FIG. 1 is a schematic cross-sectional view of the deposited film forming apparatus of the present invention,
FIGS. 2 and 3 are explanatory diagrams when a used light-transmitting plate is removed and replaced with a new one in the device. 1... Entire reaction vessel A... Reaction chamber B... Trapezoidal space 101... Notch 102... Fitting recess 103... Substrate mounting plate 104... Extended hanging wall 104'.・Lower wall free structuring position 2・・
・Transparent plate 201... Fitting protrusion 3... Base
Body 4... Raw material gas supply pipe 5... Valve
6... Gas exhaust pipe 7... Pulp
8... High energy light generating means 801.802.
803... Speed of light 9... Lens system 10... Cylinder 11... Cylinder shaft 12... Buffer member 13.

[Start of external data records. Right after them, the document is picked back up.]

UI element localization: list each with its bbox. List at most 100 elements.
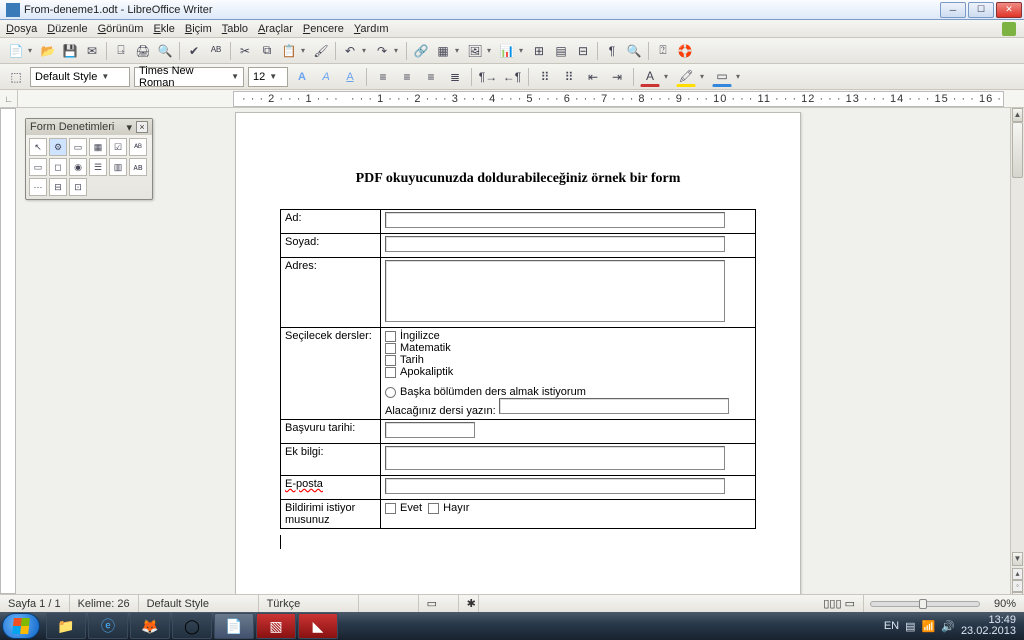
input-soyad[interactable] [385, 236, 725, 252]
print-button[interactable]: 🖨 [133, 41, 153, 61]
task-firefox[interactable]: 🦊 [130, 613, 170, 639]
fc-pushbutton-icon[interactable]: ◻ [49, 158, 67, 176]
status-page[interactable]: Sayfa 1 / 1 [0, 595, 70, 612]
status-insert[interactable] [359, 595, 419, 612]
scroll-down-button[interactable]: ▼ [1012, 552, 1023, 566]
menu-file[interactable]: Dosya [6, 23, 37, 35]
outdent-button[interactable]: ⇤ [583, 67, 603, 87]
spellcheck-button[interactable]: ✔ [184, 41, 204, 61]
save-button[interactable]: 💾 [60, 41, 80, 61]
bold-button[interactable]: A [292, 67, 312, 87]
image-button[interactable]: 🖼 [465, 41, 485, 61]
fc-listbox-icon[interactable]: ☰ [89, 158, 107, 176]
help-button[interactable]: ⍰ [653, 41, 673, 61]
gallery-button[interactable]: ▤ [551, 41, 571, 61]
copy-button[interactable]: ⧉ [257, 41, 277, 61]
float-dropdown-icon[interactable]: ▾ [126, 121, 132, 134]
menu-view[interactable]: Görünüm [98, 23, 144, 35]
menu-edit[interactable]: Düzenle [47, 23, 87, 35]
minimize-button[interactable]: ─ [940, 2, 966, 18]
status-sig[interactable]: ✱ [459, 595, 479, 612]
autospell-button[interactable]: ᴬᴮ [206, 41, 226, 61]
bgcolor-button[interactable]: ▭ [712, 67, 732, 87]
align-left-button[interactable]: ≡ [373, 67, 393, 87]
scroll-up-button[interactable]: ▲ [1012, 108, 1023, 122]
highlight-button[interactable]: 🖍 [676, 67, 696, 87]
system-tray[interactable]: EN ▤ 📶 🔊 13:4923.02.2013 [884, 615, 1022, 637]
fc-select-icon[interactable]: ↖ [29, 138, 47, 156]
task-ie[interactable]: ⓔ [88, 613, 128, 639]
radio-baska-bolum[interactable] [385, 387, 396, 398]
datasources-button[interactable]: ⊟ [573, 41, 593, 61]
navigator-button[interactable]: ⊞ [529, 41, 549, 61]
table-button[interactable]: ▦ [433, 41, 453, 61]
checkbox-apokaliptik[interactable] [385, 367, 396, 378]
float-close-button[interactable]: × [136, 121, 148, 133]
zoom-button[interactable]: 🔍 [624, 41, 644, 61]
zoom-slider[interactable] [870, 601, 980, 607]
page[interactable]: PDF okuyucunuzda doldurabileceğiniz örne… [235, 112, 801, 594]
italic-button[interactable]: A [316, 67, 336, 87]
zoom-knob[interactable] [919, 599, 927, 609]
form-controls-header[interactable]: Form Denetimleri ▾ × [26, 119, 152, 135]
scroll-thumb[interactable] [1012, 122, 1023, 178]
task-pdf2[interactable]: ◣ [298, 613, 338, 639]
status-sel[interactable]: ▭ [419, 595, 459, 612]
fc-wizard-off-icon[interactable]: ⊡ [69, 178, 87, 196]
task-pdf1[interactable]: ▧ [256, 613, 296, 639]
input-basvuru[interactable] [385, 422, 475, 438]
fc-design-mode-icon[interactable]: ⚙ [49, 138, 67, 156]
prev-page-button[interactable]: ▴ [1012, 568, 1023, 580]
font-size-combo[interactable]: 12▼ [248, 67, 288, 87]
open-button[interactable]: 📂 [38, 41, 58, 61]
paragraph-style-combo[interactable]: Default Style▼ [30, 67, 130, 87]
close-button[interactable]: ✕ [996, 2, 1022, 18]
textarea-adres[interactable] [385, 260, 725, 322]
new-doc-button[interactable]: 📄 [6, 41, 26, 61]
chart-button[interactable]: 📊 [497, 41, 517, 61]
font-color-button[interactable]: A [640, 67, 660, 87]
vertical-ruler[interactable] [0, 108, 16, 594]
horizontal-ruler[interactable]: · · · 2 · · · 1 · · · · · · 1 · · · 2 · … [233, 91, 1004, 107]
tray-clock[interactable]: 13:4923.02.2013 [961, 615, 1016, 637]
email-button[interactable]: ✉ [82, 41, 102, 61]
status-lang[interactable]: Türkçe [259, 595, 359, 612]
menu-window[interactable]: Pencere [303, 23, 344, 35]
input-alacaginiz[interactable] [499, 398, 729, 414]
status-zoom[interactable]: 90% [986, 595, 1024, 612]
align-center-button[interactable]: ≡ [397, 67, 417, 87]
bullet-list-button[interactable]: ⠿ [559, 67, 579, 87]
checkbox-evet[interactable] [385, 503, 396, 514]
number-list-button[interactable]: ⠿ [535, 67, 555, 87]
pdf-button[interactable]: ⍈ [111, 41, 131, 61]
menu-format[interactable]: Biçim [185, 23, 212, 35]
checkbox-ingilizce[interactable] [385, 331, 396, 342]
checkbox-tarih[interactable] [385, 355, 396, 366]
cut-button[interactable]: ✂ [235, 41, 255, 61]
undo-button[interactable]: ↶ [340, 41, 360, 61]
task-explorer[interactable]: 📁 [46, 613, 86, 639]
input-eposta[interactable] [385, 478, 725, 494]
fc-control-icon[interactable]: ▭ [69, 138, 87, 156]
menu-table[interactable]: Tablo [222, 23, 248, 35]
indent-button[interactable]: ⇥ [607, 67, 627, 87]
fc-label-icon[interactable]: ᴀʙ [129, 158, 147, 176]
redo-button[interactable]: ↷ [372, 41, 392, 61]
fc-checkbox-icon[interactable]: ☑ [109, 138, 127, 156]
fc-formatted-icon[interactable]: ▭ [29, 158, 47, 176]
ltr-button[interactable]: ¶→ [478, 67, 498, 87]
checkbox-matematik[interactable] [385, 343, 396, 354]
fc-form-icon[interactable]: ▦ [89, 138, 107, 156]
checkbox-hayir[interactable] [428, 503, 439, 514]
input-ad[interactable] [385, 212, 725, 228]
start-button[interactable] [2, 613, 40, 639]
menu-tools[interactable]: Araçlar [258, 23, 293, 35]
styles-button[interactable]: ⬚ [6, 67, 26, 87]
status-words[interactable]: Kelime: 26 [70, 595, 139, 612]
menu-insert[interactable]: Ekle [153, 23, 174, 35]
nonprint-button[interactable]: ¶ [602, 41, 622, 61]
preview-button[interactable]: 🔍 [155, 41, 175, 61]
whatsthis-button[interactable]: 🛟 [675, 41, 695, 61]
status-viewlayout[interactable]: ▯▯▯ ▭ [815, 595, 864, 612]
formatpaint-button[interactable]: 🖌 [311, 41, 331, 61]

...Vacuum suction device Figure 1 Figure 2

Claims (2)

[Claims] (1) A reaction vessel including a reaction chamber surrounded and sealed by an upper wall, a surrounding wall, and a lower wall, and a high-energy light generation means installed on the upper part of the reaction vessel, wherein the reaction chamber is A gas supply port and a gas exhaust port are provided on the side wall, and the upper wall is cut out to a predetermined size, and a translucent plate is removably embedded in the cutout space to form an apparently smooth bottom wall. , the lower wall thereof has a concave cutout to form a substrate mounting tray, and when a substrate is placed there, it appears to have a smooth and integral surface, leaving the reaction chamber free of any protrusions. A deposited film forming apparatus using a photo-CVD method, characterized by: (2) the lower wall of the reaction vessel extends downward to form a vertical cylindrical space whose upper end opens at the center of the substrate mounting tray, and the cylindrical space has a cylinder that is moved up and down by a drive shaft;
During the film deposition operation, the cylinder seals the opening and supports the substrate, and when replacing the transparent plate, the cylinder moves up into the reaction chamber and places the transparent plate on the top surface of the reaction chamber. It is detached from the upper part, replaced with a new transparent plate, then lowered to embed the transparent plate in a predetermined position, and further lowered to return to a predetermined position to support the base body. Light C according to claim (1), characterized in that
Deposited film forming device using VD method.